Reputation: 3815
I am scraping an XML document like this:
>>> response.xpath("//ul[@class='meta-info d-flex flex-wrap align-items-center list-unstyled justify-content-around']/li[position()=2]/text()").extract()
and is giving me the following output:
['\n ', '\n\t\t\t ', '\n\t\t\t\t24 Feb, 2019 ', '\n ', '\n\t\t\t ', '\n\t\t\t\t24 Feb, 2019 ', '\n ', '\n\t\t\t ', '\n\t\t\t\t24 Feb, 2019 ', '\n ', '\n\t\t\t ', '\n\t\t\t\t24 Feb, 2019 ', '\n ', '\n\t\t\t ', '\n\t\t\t\t24 Feb, 2019 ', '\n ', '\n\t\t\t ', '\n\t\t\t\t24 Feb, 2019 ', '\n ', '\n\t\t\t ', '\n\t\t\t\t24 Feb, 2019 ', '\n ', '\n\t\t\t ', '\n\t\t\t\t24 Feb, 2019 ', '\n ', '\n\t\t\t ', '\n\t\t\t\t24 Feb, 2019 ', '\n ', '\n\t\t\t ', '\n\t\t\t\t24 Feb, 2019 ', '\n ', '\n\t\t\t ', '\n\t\t\t\t24 Feb, 2019 ', '\n ', '\n\t\t\t ', '\n\t\t\t\t24 Feb, 2019 ', '\n ', '\n\t\t\t ', '\n\t\t\t\t24 Feb, 2019 ', '\n ', '\n\t\t\t ', '\n\t\t\t\t23 Feb, 2019 ', '\n ', '\n\t\t\t ', '\n\t\t\t\t24 Feb, 2019 ', '\n ', '\n\t\t\t ', '\n\t\t\t\t24 Feb, 2019 ', '\n ', '\n\t\t\t ', '\n\t\t\t\t24 Feb, 2019 ', '\n ', '\n\t\t\t ', '\n\t\t\t\t24 Feb, 2019 ', '\n ', '\n\t\t\t ', '\n\t\t\t\t24 Feb, 2019 ', '\n ', '\n\t\t\t ', '\n\t\t\t\t24 Feb, 2019 ', '\n ', '\n\t\t\t ', '\n\t\t\t\t24 Feb, 2019 ']
But I do not want any fields that are either newlines, tabs or whitespaces, so I am trying to use the normalize-space()
function, as follows:
>>> response.xpath("normalize-space(//ul[@class='meta-info d-flex flex-wrap align-items-center list-unstyled justify-content-around']/li[position()=2]/text())").extract()

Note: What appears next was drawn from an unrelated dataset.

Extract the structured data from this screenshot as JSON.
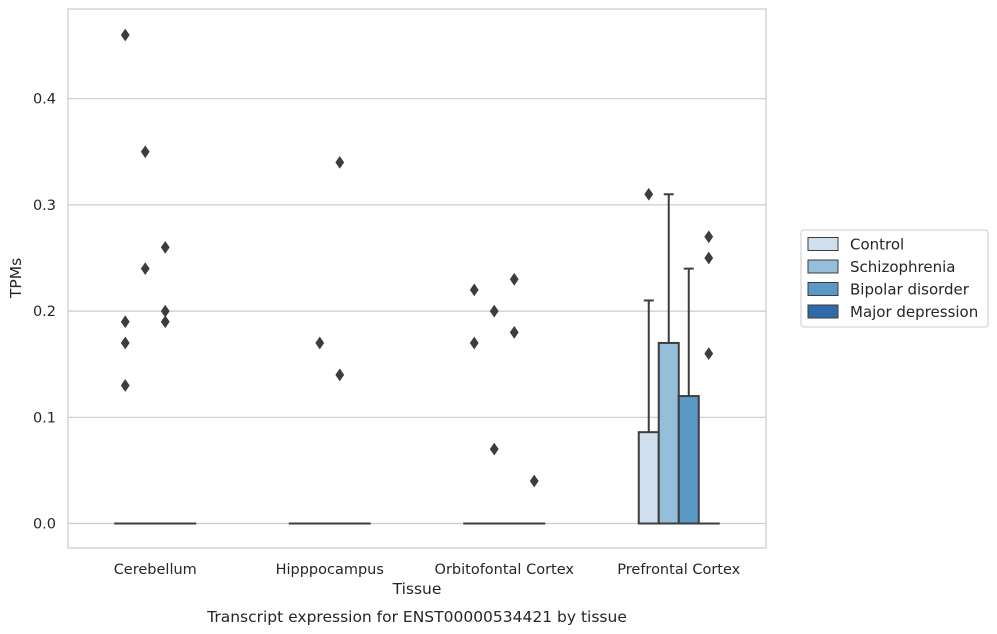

But I am getting a null output:
['']
What is happening here?
Upvotes: 0
Views: 425
Reputation: 338278
normalize-space()
works on a single string. You are giving it a whole list of nodes.
So it takes the first one, converts that to string, and returns the result. Your first node has a value of '\n '
.
Write a for
loop over //ul[@class='meta-info d-flex flex-wrap align-items-center list-unstyled justify-content-around']/li[position()=2]
and call normalize-string()
on the individual nodes.
Upvotes: 1
Reputation: 1351
I used regex to solve a similar problem, which I included below, if you want to test it. I found that it works well. This question should answer what is happening with normalize-space. It's expected to return an empty string on a text node.
import re
item_text = response.xpath("//ul[@class='meta-info d-flex flex-wrap align-items-center list-unstyled justify-content-around']/li[position()=2]/text()").extract()
re.sub('[\s]{2,}', '\n', "".join(item_text).strip())
Upvotes: 1